Let us now construct a simple MatrixFactorization model and train for a single epoch.

In [8]:
import tensorflow as tf

class MatrixFactorization(tf.keras.Model):
    def __init__(self, n_factors):
        super().__init__()
        self.user_embeddings = tf.keras.layers.Embedding(ratings['userId'].max(), n_factors)
        self.movie_embeddings = tf.keras.layers.Embedding(ratings['movieId'].max(), n_factors)
        
    def call(self, batch, training=False):
        user_embs = self.user_embeddings(batch['userId'])
        movie_embs = self.movie_embeddings(batch['movieId'])
        
        tensor = (tf.squeeze(user_embs) * tf.squeeze(movie_embs))
        return tf.reduce_sum(tensor, 1)

In [9]:
model = MatrixFactorization(64)
model.compile(optimizer=tf.keras.optimizers.Adam(1e-2), loss=tf.keras.losses.MeanSquaredError())

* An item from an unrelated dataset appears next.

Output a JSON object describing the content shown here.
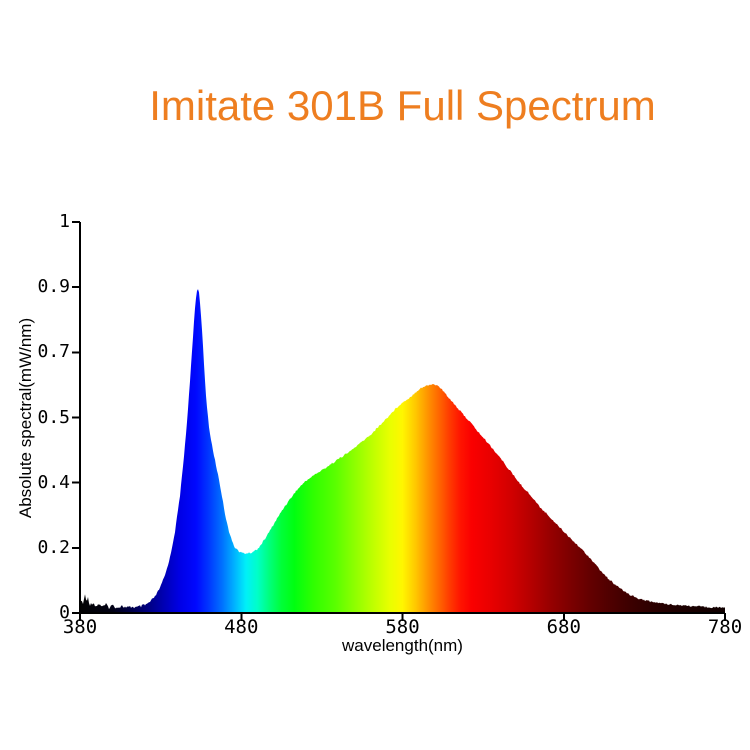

Let's first calculate the Mean Squared Error loss before training.

In [10]:
model.evaluate(loader)



13.613324165344238

Let us now train for a single epoch.

In [11]:
model.fit(loader, epochs=1)

2022-11-16 01:53:06.514200: W tensorflow/core/common_runtime/forward_type_inference.cc:231] Type inference failed. This indicates an invalid graph that escaped type checking. Error message: INVALID_ARGUMENT: expected compatible input types, but input 1:
type_id: TFT_OPTIONAL
args {
  type_id: TFT_PRODUCT
  args {
    type_id: TFT_TENSOR
    args {
      type_id: TFT_BOOL
    }
  }
}
 is neither a subtype nor a supertype of the combined inputs preceding it:
type_id: TFT_OPTIONAL
args {
  type_id: TFT_PRODUCT
  args {
    type_id: TFT_TENSOR
    args {
      type_id: TFT_LEGACY_VARIANT
    }
  }
}

	while inferring type of node 'mean_squared_error/cond/output/_11'




<keras.callbacks.History at 0x7f118af504c0>

In [12]:
model.evaluate(loader)



6.169384479522705

The model has improved and has run for a single epoch, training on all 25_000_000 datapoints, in record time!

In a more realistic scenario we would have singled out a validation dataset, trained for more epochs, optimized hyperparameters and so on.

Nonetheless, the objective here was to quickly show you the ropes on integrating `Merlin dataloader` with `Tensorflow`.